Les lois raciales imposées par l’occupant nazi en mai 1940 obligent Joseph à vendre son commerce pour une somme dérisoire. Puis, les Waysenson sont spoliés de leur logement du 72 rue de l’Aciérie, ainsi que de leurs biens. Trop tard pour rejoindre l’Amérique du Sud, comme l’aurait souhaité Joseph. En janvier 1941, la famille passe par Metz, puis arrive à Marseille, alors en zone non-occupée. Lors du contrôle en gare St Charles, tout le monde est arrêté. Le Camp des Mille étant saturé, les autorités logent Jenta et les enfants à l’Hôtel du Levant à Marseille et gardent Joseph en détention sur un bateau amarré quai de la Joliette, le Massilia. Très débrouillard, Joseph parvient, grâce aux réseaux de l’O.S.E., à adresser Hélène et Bernard dans le centre d’accueil de la Feuilleraie à Boulouris dans le Var ; ils sont ensuite conduits à la Villa Mariana à St Raphaël, où ils resteront jusqu’en juillet 1943 et y seront scolarisés.

Les parents accompagnés de Léon et Adolphe sont, quant à eux, convoyés vers le camp de Rivesaltes. Puis Léon et Adolphe, alors victime de jaunisse, rejoignent Hélène et Bernard à Saint Raphaël. Joseph et Jenta s’évadent du camp en juillet 1941. Ils sont repris en décembre de la même année et ré-internés au même endroit. Ils s’évadent une deuxième fois le 27 février 1942 et sont à nouveau interceptés. Ils sont d’abord assignés à résidence à St Saturnin d’Apt dans le Vaucluse en mai 1942, puis Joseph est placé dans le Groupe 803 de Travailleurs Étrangers à Beaucaire. Il quitte le GTE le 29 juin sans certificat de libération, et trouve du travail chez M. Gilles, cordonnier à Goudargues (Gard). Le 31 juillet 1942, les parents emménagent donc dans le village, dans l’ancienne gendarmerie. Joseph est néanmoins porté déserteur, l’administration considérant qu’il a quitté le GTE 803 sans autorisation.

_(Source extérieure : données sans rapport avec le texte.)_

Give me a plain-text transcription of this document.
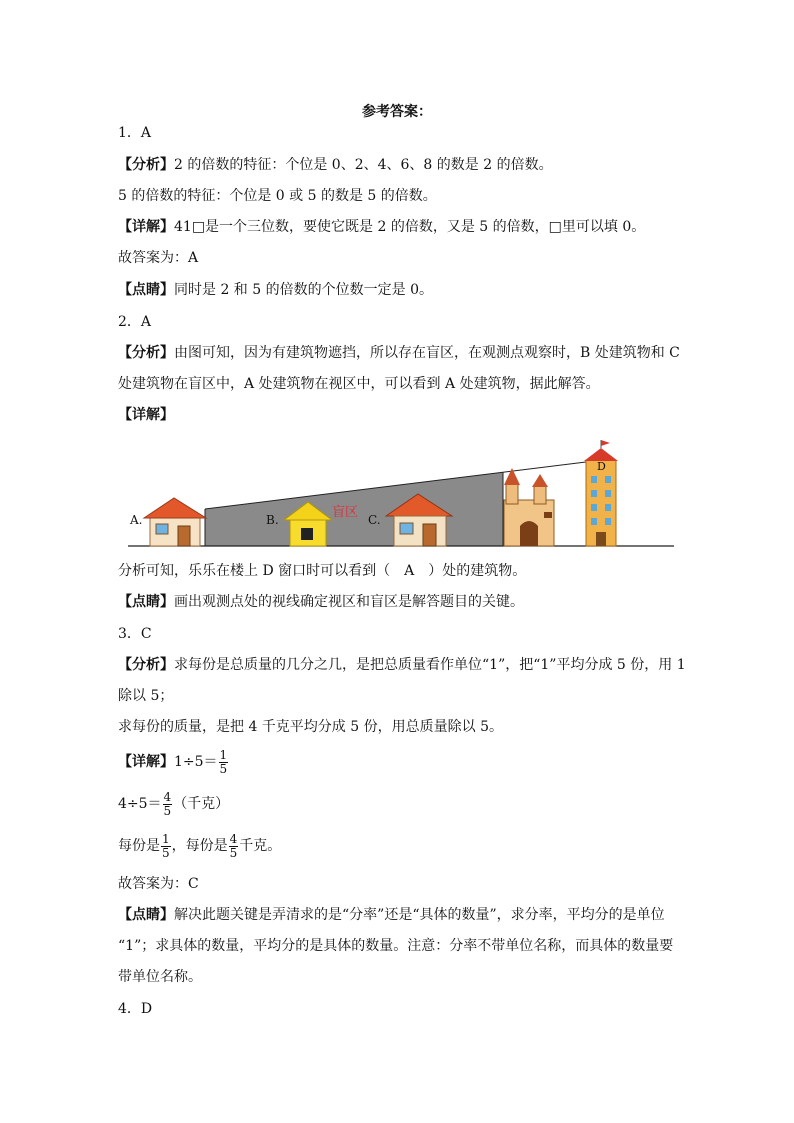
参考答案：
1．A
【分析】2 的倍数的特征：个位是 0、2、4、6、8 的数是 2 的倍数。
5 的倍数的特征：个位是 0 或 5 的数是 5 的倍数。
【详解】41□是一个三位数，要使它既是 2 的倍数，又是 5 的倍数，□里可以填 0。
故答案为：A
【点睛】同时是 2 和 5 的倍数的个位数一定是 0。
2．A
【分析】由图可知，因为有建筑物遮挡，所以存在盲区，在观测点观察时，B 处建筑物和 C
处建筑物在盲区中，A 处建筑物在视区中，可以看到 A 处建筑物，据此解答。
【详解】
A.	B.	盲区 C.
D
分析可知，乐乐在楼上 D 窗口时可以看到（　A　）处的建筑物。
【点睛】画出观测点处的视线确定视区和盲区是解答题目的关键。
3．C
【分析】求每份是总质量的几分之几，是把总质量看作单位“1”，把“1”平均分成 5 份，用 1
除以 5；
求每份的质量，是把 4 千克平均分成 5 份，用总质量除以 5。
【详解】$1\div 5= \frac{1}{5}$
$4\div 5= \frac{4}{5}$ （千克）
每份是 $\frac{1}{5}$ ，每份是 $\frac{4}{5}$ 千克。
故答案为：C
【点睛】解决此题关键是弄清求的是“分率”还是“具体的数量”，求分率，平均分的是单位
“1”；求具体的数量，平均分的是具体的数量。注意：分率不带单位名称，而具体的数量要
带单位名称。
4．D
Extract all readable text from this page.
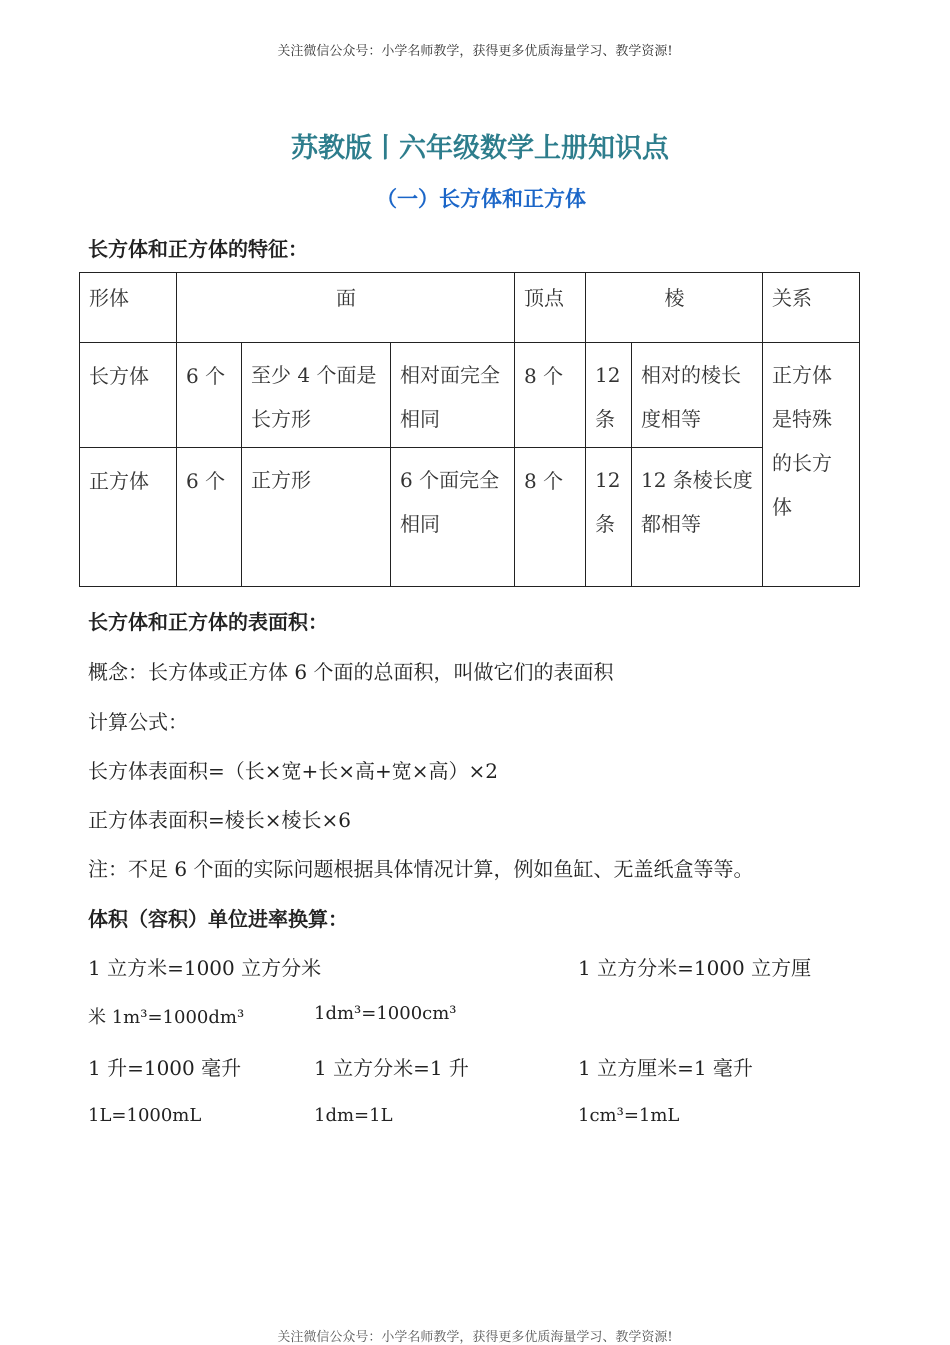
关注微信公众号：小学名师教学，获得更多优质海量学习、教学资源!
苏教版丨六年级数学上册知识点
（一）长方体和正方体
长方体和正方体的特征：
形体	面			顶点	棱		关系
长方体	6 个	至少 4 个面是长方形	相对面完全相同	8 个	12 条	相对的棱长度相等	正方体是特殊的长方体

正方体	6 个	正方形	6 个面完全相同	8 个	12 条	12 条棱长度都相等	
长方体和正方体的表面积：
概念：长方体或正方体 6 个面的总面积，叫做它们的表面积
计算公式：
长方体表面积=（长×宽+长×高+宽×高）×2
正方体表面积=棱长×棱长×6
注：不足 6 个面的实际问题根据具体情况计算，例如鱼缸、无盖纸盒等等。
体积（容积）单位进率换算：
1 立方米=1000 立方分米	1 立方分米=1000 立方厘
米 1m³=1000dm³	1dm³=1000cm³
1 升=1000 毫升	1 立方分米=1 升	1 立方厘米=1 毫升
1L=1000mL	1dm=1L	1cm³=1mL
关注微信公众号：小学名师教学，获得更多优质海量学习、教学资源!
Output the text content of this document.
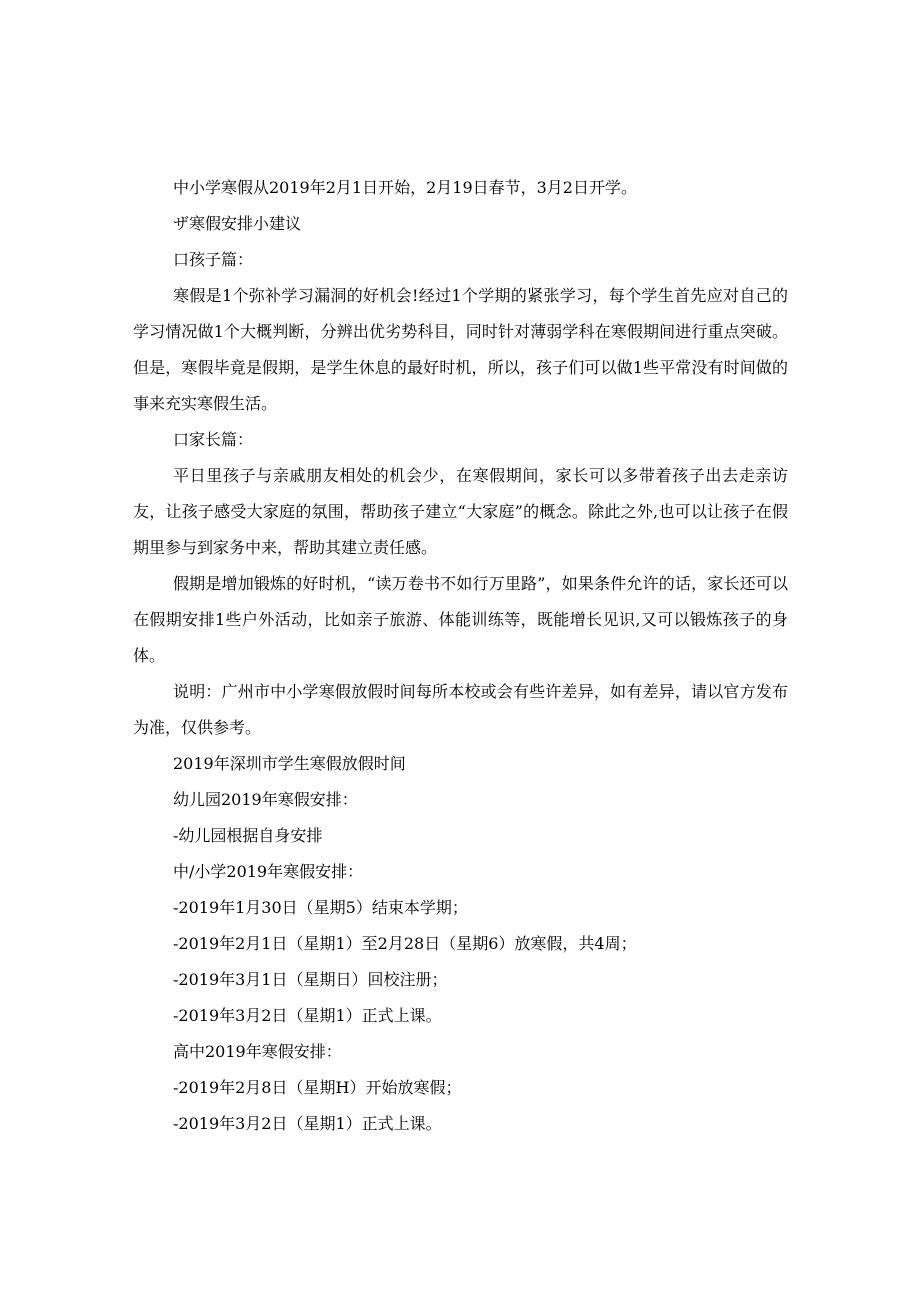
中小学寒假从2019年2月1日开始，2月19日春节，3月2日开学。
ザ寒假安排小建议
口孩子篇：
寒假是1个弥补学习漏洞的好机会!经过1个学期的紧张学习，每个学生首先应对自己的学习情况做1个大概判断，分辨出优劣势科目，同时针对薄弱学科在寒假期间进行重点突破。但是，寒假毕竟是假期，是学生休息的最好时机，所以，孩子们可以做1些平常没有时间做的事来充实寒假生活。
口家长篇：
平日里孩子与亲戚朋友相处的机会少，在寒假期间，家长可以多带着孩子出去走亲访友，让孩子感受大家庭的氛围，帮助孩子建立“大家庭”的概念。除此之外,也可以让孩子在假期里参与到家务中来，帮助其建立责任感。
假期是增加锻炼的好时机，“读万卷书不如行万里路”，如果条件允许的话，家长还可以在假期安排1些户外活动，比如亲子旅游、体能训练等，既能增长见识,又可以锻炼孩子的身体。
说明：广州市中小学寒假放假时间每所本校或会有些许差异，如有差异，请以官方发布为准，仅供参考。
2019年深圳市学生寒假放假时间
幼儿园2019年寒假安排：
-幼儿园根据自身安排
中/小学2019年寒假安排：
-2019年1月30日（星期5）结束本学期；
-2019年2月1日（星期1）至2月28日（星期6）放寒假，共4周；
-2019年3月1日（星期日）回校注册；
-2019年3月2日（星期1）正式上课。
高中2019年寒假安排：
-2019年2月8日（星期H）开始放寒假；
-2019年3月2日（星期1）正式上课。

Léon obtient son certificat d’études et rejoint ses parents à Goudargues, alors que les trois plus jeunes sont acheminés dans une maison d’enfants en Savoie pendant les vacances ; ils rejoindront la Maison d’Izieu dans l’Ain à la rentrée de septembre 1943. Grâce à l’insistance de Joseph pour les récupérer, ils partiront d’Izieu en novembre 1943, avant l’arrivée des  SS de Barbie et la déportation des 44 enfants et des sept encadrants, qui aura lieu en avril 1944.

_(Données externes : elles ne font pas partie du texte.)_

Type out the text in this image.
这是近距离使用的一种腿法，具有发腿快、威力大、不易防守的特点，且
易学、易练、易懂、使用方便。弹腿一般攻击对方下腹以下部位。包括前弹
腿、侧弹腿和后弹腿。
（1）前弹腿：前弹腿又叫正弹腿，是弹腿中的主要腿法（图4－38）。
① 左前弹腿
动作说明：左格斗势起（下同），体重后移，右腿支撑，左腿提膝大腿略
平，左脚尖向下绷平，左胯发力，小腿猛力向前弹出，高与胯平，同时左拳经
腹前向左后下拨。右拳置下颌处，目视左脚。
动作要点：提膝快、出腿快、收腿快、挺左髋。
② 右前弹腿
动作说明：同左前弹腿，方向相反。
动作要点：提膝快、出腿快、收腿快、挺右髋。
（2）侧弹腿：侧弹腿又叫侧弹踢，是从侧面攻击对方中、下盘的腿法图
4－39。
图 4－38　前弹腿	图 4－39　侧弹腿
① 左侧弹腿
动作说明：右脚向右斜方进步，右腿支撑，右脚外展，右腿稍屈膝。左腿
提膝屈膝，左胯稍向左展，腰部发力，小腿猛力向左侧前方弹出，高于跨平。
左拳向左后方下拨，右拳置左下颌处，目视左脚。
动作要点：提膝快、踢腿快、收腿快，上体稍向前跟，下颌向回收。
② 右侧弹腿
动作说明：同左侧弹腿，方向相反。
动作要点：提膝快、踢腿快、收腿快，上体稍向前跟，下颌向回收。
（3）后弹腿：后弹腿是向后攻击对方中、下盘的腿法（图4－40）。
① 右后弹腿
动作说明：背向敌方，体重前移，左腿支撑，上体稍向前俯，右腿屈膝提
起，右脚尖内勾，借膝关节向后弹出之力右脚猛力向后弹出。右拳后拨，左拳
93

Les enfants fréquentent l’école de Goudargues, la famille, à nouveau réunie, connaît un moment de répit… Le 9 mars 1944, un officier allemand défonce la porte d’entrée d’un coup de pied et s’adresse en français à Bernard : « toi, petit, va chercher ton papa ». Fusil pointé dans le dos, il conduit les soldats vers son père. Jenta prépare en hâte des affaires pour Joseph et la famille. Celle-ci, suivie des soldats allemands, accompagne Joseph vers un camion, chargé de postes de radios réquisitionnés. Il reste une place à côté de l’instituteur communiste du village déjà arrêté. Ils ne peuvent emmener que Joseph. Jenta et son mari ont le temps d’échanger leurs alliances. L’officier dit que les soldats viendront chercher le reste de la famille ; elle attendra longtemps dans l’angoisse le retour du camion.

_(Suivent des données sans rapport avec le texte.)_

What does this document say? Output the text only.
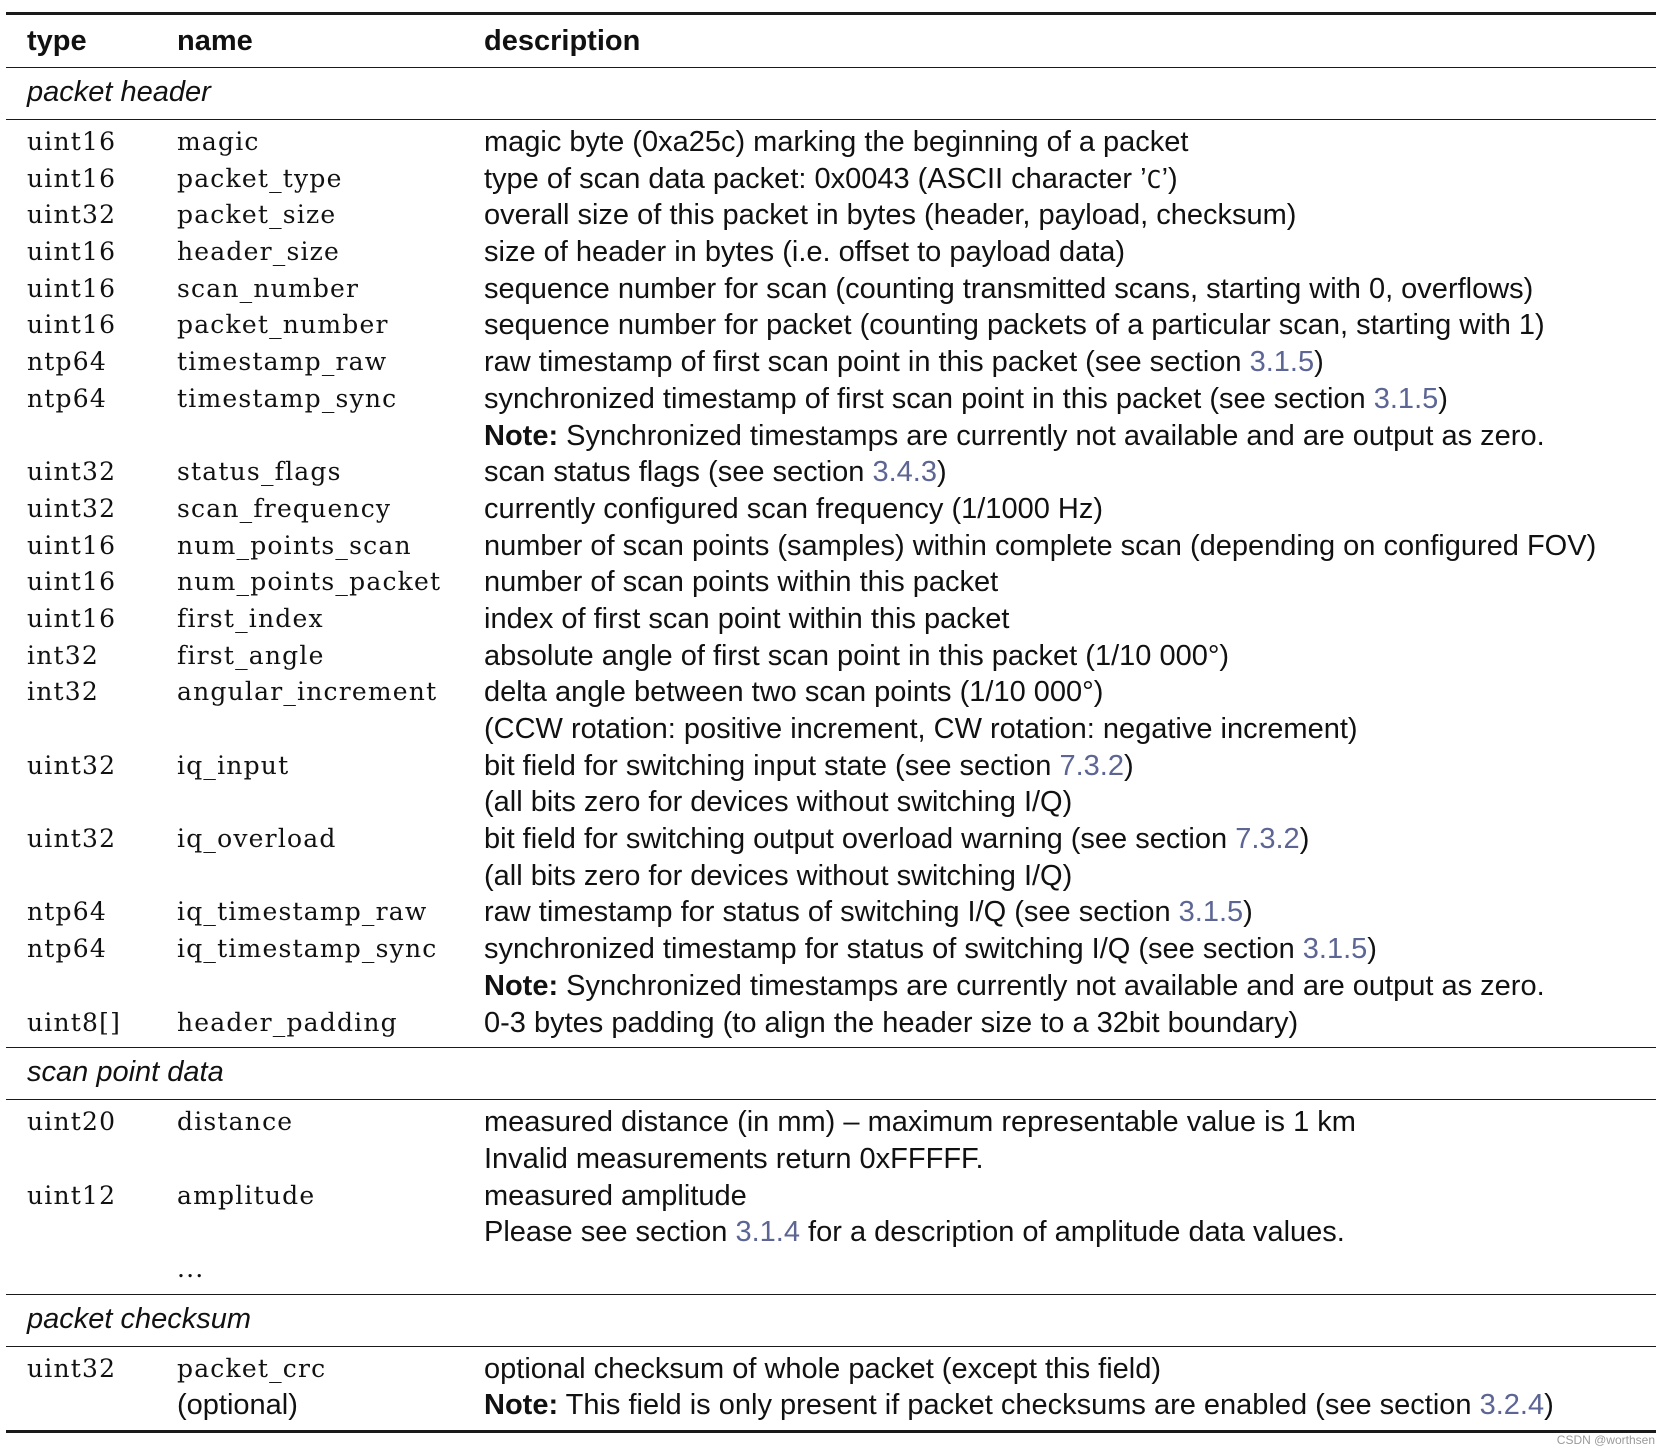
type	name	description
packet header
uint16 magic	magic byte (0xa25c) marking the beginning of a packet
uint16 packet_type	type of scan data packet: 0x0043 (ASCII character ’C’)
uint32 packet_size	overall size of this packet in bytes (header, payload, checksum)
uint16 header_size	size of header in bytes (i.e. offset to payload data)
uint16 scan_number	sequence number for scan (counting transmitted scans, starting with 0, overflows)
uint16 packet_number	sequence number for packet (counting packets of a particular scan, starting with 1)
ntp64	timestamp_raw	raw timestamp of first scan point in this packet (see section 3.1.5)
ntp64	timestamp_sync	synchronized timestamp of first scan point in this packet (see section 3.1.5)
Note: Synchronized timestamps are currently not available and are output as zero.
uint32 status_flags	scan status flags (see section 3.4.3)
uint32 scan_frequency	currently configured scan frequency (1/1000 Hz)
uint16 num_points_scan number of scan points (samples) within complete scan (depending on configured FOV)
uint16 num_points_packet number of scan points within this packet
uint16 first_index	index of first scan point within this packet
int32	first_angle	absolute angle of first scan point in this packet (1/10 000°)
int32	angular_increment delta angle between two scan points (1/10 000°)
(CCW rotation: positive increment, CW rotation: negative increment)
uint32 iq_input	bit field for switching input state (see section 7.3.2)
(all bits zero for devices without switching I/Q)
uint32 iq_overload	bit field for switching output overload warning (see section 7.3.2)
(all bits zero for devices without switching I/Q)
ntp64	iq_timestamp_raw raw timestamp for status of switching I/Q (see section 3.1.5)
ntp64	iq_timestamp_sync synchronized timestamp for status of switching I/Q (see section 3.1.5)
Note: Synchronized timestamps are currently not available and are output as zero.
uint8[] header_padding	0-3 bytes padding (to align the header size to a 32bit boundary)
scan point data
uint20 distance	measured distance (in mm) – maximum representable value is 1 km
Invalid measurements return 0xFFFFF.
uint12 amplitude	measured amplitude
Please see section 3.1.4 for a description of amplitude data values.
...
packet checksum
uint32 packet_crc	optional checksum of whole packet (except this field)
(optional)	Note: This field is only present if packet checksums are enabled (see section 3.2.4)
CSDN @worthsen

Léon ayant trouvé du travail dans la distillerie du village, les quatre enfants et leur mère vivront à Goudargues jusqu’à la Libération. À partir de 1945, Jenta fait des demandes pour que Joseph, considéré d’abord comme « non rentré », puis disparu, soit finalement déclaré décédé, ce qui est fait en octobre 1949. Petit à petit, ils apprennent que de Goudargues, Joseph a été transféré à la Citadelle de Pont-Saint Esprit, puis à la prison de Nîmes, enfin à celle des Baumettes, à Marseille, d’où il est parti pour Drancy, le 19 avril 1944 (matricule 20724). Il a été déporté le 15 mai 1944 par le convoi 73 dirigé vers les Pays Baltes. La moitié du convoi est restée à Kaunas en Lituanie ; l’autre moitié, dont faisait partie Joseph, a continué vers Tallin, en Estonie, pour arriver dans un aérodrome désaffecté, transformé en camp de concentration. Les ouvriers partaient chaque matin en camion pour travailler dans les bois, la moitié seulement rentrait le soir, les autres étaient fusillés sur place. Joseph a probablement été fusillé comme beaucoup et enterré soit dans une forêt, soit dans une fosse commune à Tallin. Le jour de sa mort est fixé judiciairement au 20 mai 1944.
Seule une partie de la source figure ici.